Revision cd4215e809cc3e47a61cbeacfd62f43a0ff57d40 authored by Alexis Sarda-Espinosa on 23 December 2015, 11:24:21 UTC, committed by Alexis Sarda-Espinosa on 23 December 2015, 11:24:21 UTC
1 parent c8cc9c4
Raw File
README.md
<!-- README.md is generated from README.Rmd. Please edit that file -->
Time Series Clustering With Dynamic Time Warping Distance (DTW)
===============================================================

This package attempts to consolidate some of the recent techniques related to time series clustering under DTW and implement them in `R`. Most of these algorithms make use of traditional clustering techniques (partitional and hierarchical clustering) but change the distance definition. In this case, the distance between time series is measured with DTW.

DTW is, however, computationally expensive, so several optimization techniques exist. They mostly deal with bounding the DTW distance. These bounds are only defined for time series of equal lengths. Nevertheless, if the length of the time series of interest vary only slightly, reinterpolating them to a common length is probably appropriate.

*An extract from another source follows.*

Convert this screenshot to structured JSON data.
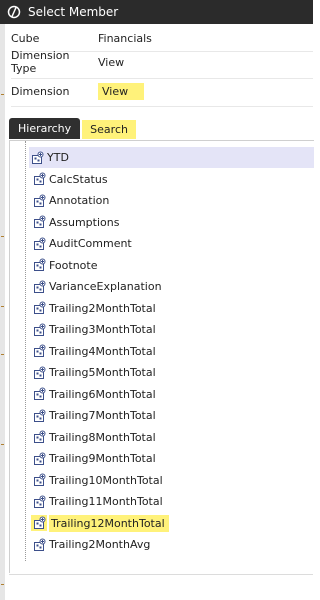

Additionally, a recently proposed algorithm called k-Shape could serve as an alternative. k-Shape clustering relies on custom distance and centroid definitions, which are unrelated to DTW. The shape extraction algorithm proposed therein is particularly interesting if time series can be z-normalized.

Many of the algorithms and optimizations require that all series have the same length. The ones that don't are usually slow but can still be used.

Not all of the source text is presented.